Illustration: Electronic Frontier Foundation/Hugh D’Andrade
Last week, the UK government pushed forward its Investigatory Powers Bill (or Snoopers’ Charter) through Parliament, which vastly increased their surveillance capabilities and powers to penetrate the electronic communications of ordinary citizens. This extremely authoritarian piece of legislation moved forward with disturbing ease in the House of Commons, gathering 281 votes in favour with only 15 against. There has been extraordinarily little public protest over this, either.

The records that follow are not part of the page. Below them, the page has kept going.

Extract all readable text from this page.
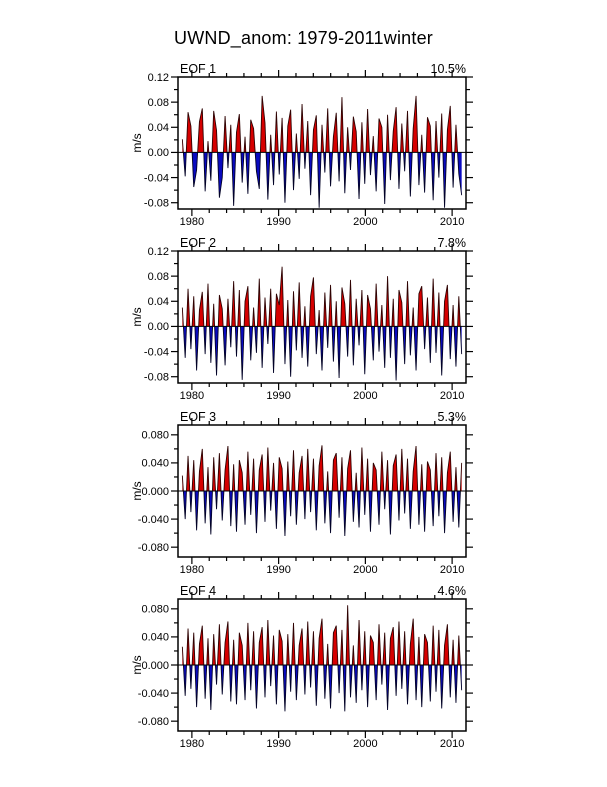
UWND_anom: 1979-2011winter
1980	1990	2000	2010
0.12
0.08
0.04
0.00
-0.04
-0.08
EOF 1	10.5%
m/s
1980	1990	2000	2010
0.12
0.08
0.04
0.00
-0.04
-0.08
EOF 2	7.8%
m/s
1980	1990	2000	2010
0.080
0.040
0.000
-0.040
-0.080
EOF 3	5.3%
m/s
1980	1990	2000	2010
0.080
0.040
0.000
-0.040
-0.080
EOF 4	4.6%
m/s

The freedoms which we value so highly in Britain are gradually slipping from our fingers. Under the Snoopers’ Charter, the government will now store the records of websites visited by everyone in the UK for 12 months incase the police or the intelligence services want to have a look at what we’ve been doing, phones and computers can now legally be bugged and companies must assist the government in peeling back layers of encryption from communications if they are ordered to do so. The government can now also legally monitor journalists and their sources, raising serious concerns about what consequences this will have for freedom of the press in Britain, which is already under severe attack.
The Tory government has taken frightening steps in recent months to destroy civil liberties and basic freedoms in Britain, from outlawing speech that it deems ‘extremist’ in nature and keeping Julian Assange arbitrarily detained in the Ecuadorian Embassy to effectively legitimising the extrajudicial assassination of British citizens. The introduction of the Snoopers’ Charter is simply the latest in a long line of steps towards corroding our freedoms and increasing state control over the lives of ordinary citizens under the pretext of fighting terror. And for those who believe that these tyrannical measures are only aimed at ‘extremists’, then take a look at how David Cameron outlined his government’s approach towards fighting ‘extremism’:
“For too long, we have been a passively tolerant society, saying to our citizens: as long as you obey the law, we will leave you alone. It’s often meant we have stood neutral between different values. And that’s helped foster a narrative of extremism and grievance. This government will conclusively turn the page on this failed approach”.
Meaning: the government will no longer leave you alone if you simply ‘obey the law’. Obeying the law is no longer enough if you don’t want to be targeted by the government. The era of ‘passive tolerance’ is gone. Now, citizens must actively subordinate themselves to the interests of the State and not only must they stay within the bounds of the law; now, they must make active efforts to stay within bounds within the law that only the government has the power to define. Meaning one mustn’t express the wrong opinion, as even though it is legal for them to do so, this is no longer enough to protect them from being targeted by the law, subjected to surveillance or even imprisoned by the State. And all of this is necessary in order to defend British Values – such as democracy, the Rule of Law, and tolerance. Yes, it is necessary to abolish freedom of speech, in order to maintain respect for tolerance. And as for the Rule of Law, that never really existed. Because if it did exist, then David Cameron and the other members of the government involved in the destruction of Yemen would be in prison for war crimes. If the Rule of Law did exist, then half the government would be facing legal action for engaging in acts of ‘extremism’ as they themselves define it. The law has never applied to those at the top. The law is a weapon used by the State to subjugate and repress ordinary citizens who don’t possess the power or the privilege to defend themselves.
This is not a war against terror; it is a war against dissent. Of course there are people out there who do wish to do us genuine harm, but the way to combat those people is not by destroying our own freedoms so they don’t have to. If British Values really do exist, and are not just propaganda churned out by the authoritarian extremists who wield unlimited power in this country, then surely we should be reasserting and strengthening those values, not just here at home but overseas as well, so that the people of the world will see that we are serious when we say we want to fight terror and defend democracy? Surely it is insanity to become the very people we are claiming to oppose? Once again, it is up to ordinary citizens to fight back. We must put pressure on the government to take steps towards curbing mass surveillance, rather than expanding it. We must make our voices heard. Before it is too late.